Не признаю я и права одной нации управлять другою, если только не по взаимному соглашению или по праву более высокоорганизованного сознания. Превосходство допустимо только там, где оно добровольно признается низшими и используется для их блага. Если они не способны воспользоваться этим для своего блага, тогда и только тогда они гибнут — по собственной глупости и неприспособленности к жизни. Я не житель одной произвольно очерченной части нашей маленькой планеты, а часть целого. И если в других закоулках этого огромного скопления элементов есть жизнь, я часть и ее тоже.
Я никогда не признаю, что лучше не родиться, чем быть. Я никогда не признаю, что опыт сознательной жизни, как бы ни был он краток и несовершенен, есть не что иное, как несчастье и бедствие. Наоборот, это увлекательнейший эксперимент, и мы будем достойны только осуждения и презрения, если не сумеем ничего из него извлечь. И если мы верим в бессмертие рода человеческого, тогда есть смысл думать и дерзать выше наших возможностей. То, что могу сделать один я, если даже мне это удастся, столь ничтожно, что кажется смехотворным. И однако, то, что выпадет на мою долю, я должен постараться сделать. Скалистый бастион, ограждающий плодородную землю, построен из бесчисленных скелетов мельчайших существ, живущих только один раз. Я должен сознавать, что сам я — не больше чем один из них в общем гигантском процессе, но, конечно, и не меньше; я — один из статистов в титанической драме, начало которой мы можем только угадывать и которой, может быть, никогда не будет конца.

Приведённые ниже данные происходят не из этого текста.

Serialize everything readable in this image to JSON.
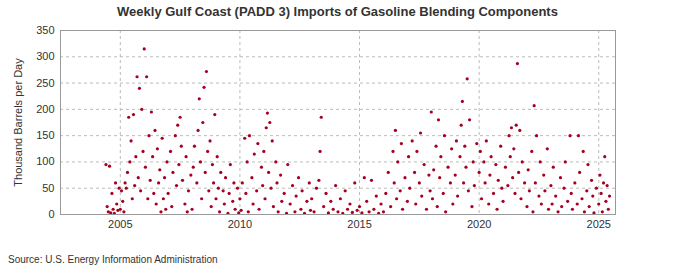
{
  "chart_data": {
    "type": "scatter",
    "title": "Weekly Gulf Coast (PADD 3) Imports of Gasoline Blending Components",
    "y_label": "Thousand Barrels per Day",
    "source": "Source: U.S. Energy Information Administration",
    "color": "#a50021",
    "marker": "circle",
    "grid": true,
    "xlim": [
      2002.5,
      2025.7
    ],
    "xticks": [
      2005,
      2010,
      2015,
      2020,
      2025
    ],
    "ylim": [
      0,
      350
    ],
    "yticks": [
      0,
      50,
      100,
      150,
      200,
      250,
      300,
      350
    ],
    "x": [
      2004.4,
      2004.45,
      2004.5,
      2004.55,
      2004.6,
      2004.65,
      2004.7,
      2004.75,
      2004.8,
      2004.85,
      2004.9,
      2004.95,
      2005,
      2005.05,
      2005.1,
      2005.15,
      2005.2,
      2005.25,
      2005.3,
      2005.35,
      2005.4,
      2005.45,
      2005.5,
      2005.55,
      2005.6,
      2005.65,
      2005.7,
      2005.75,
      2005.8,
      2005.85,
      2005.9,
      2005.95,
      2006,
      2006.05,
      2006.1,
      2006.15,
      2006.2,
      2006.25,
      2006.3,
      2006.35,
      2006.4,
      2006.45,
      2006.5,
      2006.55,
      2006.6,
      2006.65,
      2006.7,
      2006.75,
      2006.8,
      2006.85,
      2006.9,
      2006.95,
      2007,
      2007.1,
      2007.15,
      2007.2,
      2007.3,
      2007.35,
      2007.4,
      2007.45,
      2007.5,
      2007.55,
      2007.6,
      2007.7,
      2007.75,
      2007.8,
      2007.85,
      2007.95,
      2008,
      2008.05,
      2008.1,
      2008.2,
      2008.25,
      2008.3,
      2008.35,
      2008.4,
      2008.45,
      2008.5,
      2008.55,
      2008.6,
      2008.65,
      2008.7,
      2008.75,
      2008.8,
      2008.85,
      2008.9,
      2008.95,
      2009,
      2009.05,
      2009.1,
      2009.15,
      2009.2,
      2009.3,
      2009.35,
      2009.4,
      2009.5,
      2009.55,
      2009.6,
      2009.7,
      2009.75,
      2009.8,
      2009.9,
      2009.95,
      2010,
      2010.05,
      2010.1,
      2010.2,
      2010.25,
      2010.3,
      2010.35,
      2010.4,
      2010.5,
      2010.55,
      2010.6,
      2010.7,
      2010.75,
      2010.8,
      2010.9,
      2010.95,
      2011,
      2011.05,
      2011.1,
      2011.15,
      2011.2,
      2011.25,
      2011.3,
      2011.35,
      2011.4,
      2011.5,
      2011.55,
      2011.6,
      2011.7,
      2011.75,
      2011.85,
      2011.95,
      2012,
      2012.1,
      2012.2,
      2012.3,
      2012.35,
      2012.45,
      2012.55,
      2012.6,
      2012.7,
      2012.8,
      2012.9,
      2012.95,
      2013,
      2013.1,
      2013.2,
      2013.3,
      2013.35,
      2013.4,
      2013.5,
      2013.6,
      2013.7,
      2013.8,
      2013.9,
      2014,
      2014.1,
      2014.2,
      2014.3,
      2014.4,
      2014.5,
      2014.6,
      2014.7,
      2014.8,
      2014.9,
      2015,
      2015.1,
      2015.2,
      2015.3,
      2015.4,
      2015.5,
      2015.6,
      2015.7,
      2015.8,
      2015.9,
      2016,
      2016.1,
      2016.2,
      2016.3,
      2016.4,
      2016.45,
      2016.5,
      2016.55,
      2016.6,
      2016.7,
      2016.75,
      2016.8,
      2016.9,
      2017,
      2017.05,
      2017.1,
      2017.2,
      2017.3,
      2017.35,
      2017.4,
      2017.5,
      2017.55,
      2017.6,
      2017.7,
      2017.8,
      2017.9,
      2017.95,
      2018,
      2018.05,
      2018.1,
      2018.2,
      2018.25,
      2018.3,
      2018.35,
      2018.4,
      2018.5,
      2018.55,
      2018.6,
      2018.7,
      2018.8,
      2018.85,
      2018.9,
      2019,
      2019.05,
      2019.1,
      2019.2,
      2019.25,
      2019.3,
      2019.35,
      2019.4,
      2019.45,
      2019.5,
      2019.55,
      2019.6,
      2019.7,
      2019.75,
      2019.8,
      2019.9,
      2020,
      2020.05,
      2020.1,
      2020.2,
      2020.25,
      2020.3,
      2020.4,
      2020.45,
      2020.5,
      2020.6,
      2020.7,
      2020.75,
      2020.8,
      2020.9,
      2020.95,
      2021,
      2021.1,
      2021.2,
      2021.25,
      2021.3,
      2021.35,
      2021.4,
      2021.45,
      2021.5,
      2021.55,
      2021.6,
      2021.65,
      2021.7,
      2021.75,
      2021.8,
      2021.9,
      2022,
      2022.05,
      2022.1,
      2022.2,
      2022.25,
      2022.3,
      2022.35,
      2022.4,
      2022.5,
      2022.55,
      2022.6,
      2022.7,
      2022.75,
      2022.85,
      2022.9,
      2023,
      2023.05,
      2023.1,
      2023.2,
      2023.3,
      2023.4,
      2023.45,
      2023.55,
      2023.6,
      2023.7,
      2023.8,
      2023.85,
      2023.9,
      2024,
      2024.1,
      2024.15,
      2024.2,
      2024.3,
      2024.35,
      2024.4,
      2024.5,
      2024.55,
      2024.6,
      2024.7,
      2024.75,
      2024.8,
      2024.9,
      2025,
      2025.05,
      2025.1,
      2025.15,
      2025.2,
      2025.25,
      2025.3,
      2025.35,
      2025.4,
      2025.45
    ],
    "values": [
      95,
      15,
      5,
      92,
      3,
      40,
      10,
      2,
      60,
      20,
      8,
      50,
      10,
      45,
      25,
      5,
      60,
      50,
      80,
      185,
      100,
      140,
      30,
      190,
      55,
      110,
      262,
      70,
      240,
      45,
      200,
      120,
      315,
      90,
      262,
      30,
      150,
      65,
      195,
      110,
      40,
      160,
      20,
      125,
      60,
      85,
      5,
      145,
      30,
      70,
      10,
      100,
      40,
      120,
      15,
      80,
      150,
      55,
      170,
      95,
      185,
      130,
      65,
      20,
      110,
      5,
      45,
      75,
      10,
      90,
      130,
      60,
      160,
      220,
      100,
      30,
      175,
      242,
      80,
      272,
      120,
      45,
      140,
      15,
      95,
      60,
      190,
      30,
      110,
      50,
      5,
      80,
      45,
      20,
      70,
      2,
      40,
      95,
      25,
      60,
      10,
      50,
      3,
      30,
      8,
      60,
      145,
      40,
      100,
      5,
      150,
      70,
      20,
      115,
      45,
      135,
      10,
      90,
      55,
      120,
      30,
      165,
      193,
      80,
      175,
      50,
      140,
      15,
      100,
      60,
      5,
      75,
      25,
      40,
      2,
      95,
      20,
      55,
      5,
      35,
      70,
      10,
      45,
      2,
      25,
      60,
      8,
      30,
      5,
      50,
      65,
      120,
      185,
      15,
      40,
      3,
      25,
      10,
      55,
      5,
      30,
      2,
      45,
      10,
      20,
      4,
      60,
      8,
      15,
      3,
      70,
      25,
      5,
      65,
      10,
      35,
      2,
      20,
      5,
      40,
      80,
      15,
      120,
      60,
      160,
      30,
      100,
      45,
      135,
      10,
      70,
      25,
      110,
      50,
      140,
      80,
      20,
      120,
      60,
      155,
      35,
      95,
      10,
      75,
      45,
      195,
      30,
      85,
      130,
      15,
      180,
      70,
      110,
      40,
      150,
      5,
      90,
      60,
      125,
      20,
      75,
      140,
      35,
      110,
      170,
      215,
      60,
      130,
      90,
      258,
      45,
      180,
      15,
      100,
      55,
      135,
      80,
      120,
      30,
      100,
      60,
      140,
      20,
      75,
      110,
      40,
      95,
      10,
      65,
      130,
      50,
      25,
      90,
      55,
      150,
      110,
      165,
      70,
      125,
      40,
      170,
      287,
      80,
      160,
      30,
      100,
      60,
      15,
      85,
      45,
      120,
      5,
      207,
      60,
      150,
      35,
      100,
      20,
      75,
      45,
      125,
      10,
      55,
      20,
      90,
      35,
      5,
      70,
      15,
      50,
      100,
      25,
      150,
      40,
      10,
      60,
      20,
      150,
      80,
      30,
      120,
      5,
      45,
      95,
      15,
      65,
      35,
      3,
      50,
      20,
      75,
      40,
      5,
      60,
      110,
      25,
      55,
      10,
      35
    ]
  }
}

Я отвергаю все вероучения, догмы всех фанатиков, все иллюзии на час. Я вверяю себя жизненному импульсу. Если он окажется ложным, тогда правы худосочные метафизики, и жизнь — всего лишь иллюзия. Если он окажется истинным, тогда я должен прожить свою жизнь в служении истине. Я расправился со своим прошлым, я признал собственное ничтожество, я смирился перед величием жизни. Но да придаст мне мужества и надежды то, что, несмотря на всю мою незначительность, я все же участник и не последний участник этого удивительного эксперимента. Я знаю, что никогда не увижу мир более совершенных людей, о которых я мечтаю, этот мир, который так мучительно близок и так далек, к которому, как нам кажется, мы могли бы прийти, сделав одно-единственное усилие, если бы мы не были уверены, что этого усилия мы не сделаем. Но некоторые из нас должны сделать попытку. Солнце еще не умерло и, может быть, не умрет никогда. И если я должен верить, то пусть это будет вера, что на скале, построенной бесчисленными поколениями человеческих существ, живущих один только раз, будут жить люди, настолько же более чуткие, и сильные, и мудрые, чем мы, насколько мы более сильны, мудры и чутки, чем наши предки десять миллионов лет тому назад. И если все это кончится неудачей, у нас останется по крайней мере великая радость самой попытки.
Попытаюсь начать сначала».

 

С жестом приятия всего, что есть на свете, жестом, обращенным к морю и солнцу, этим творцам жизни, Крис повернулся и не спеша пошел назад к поселку.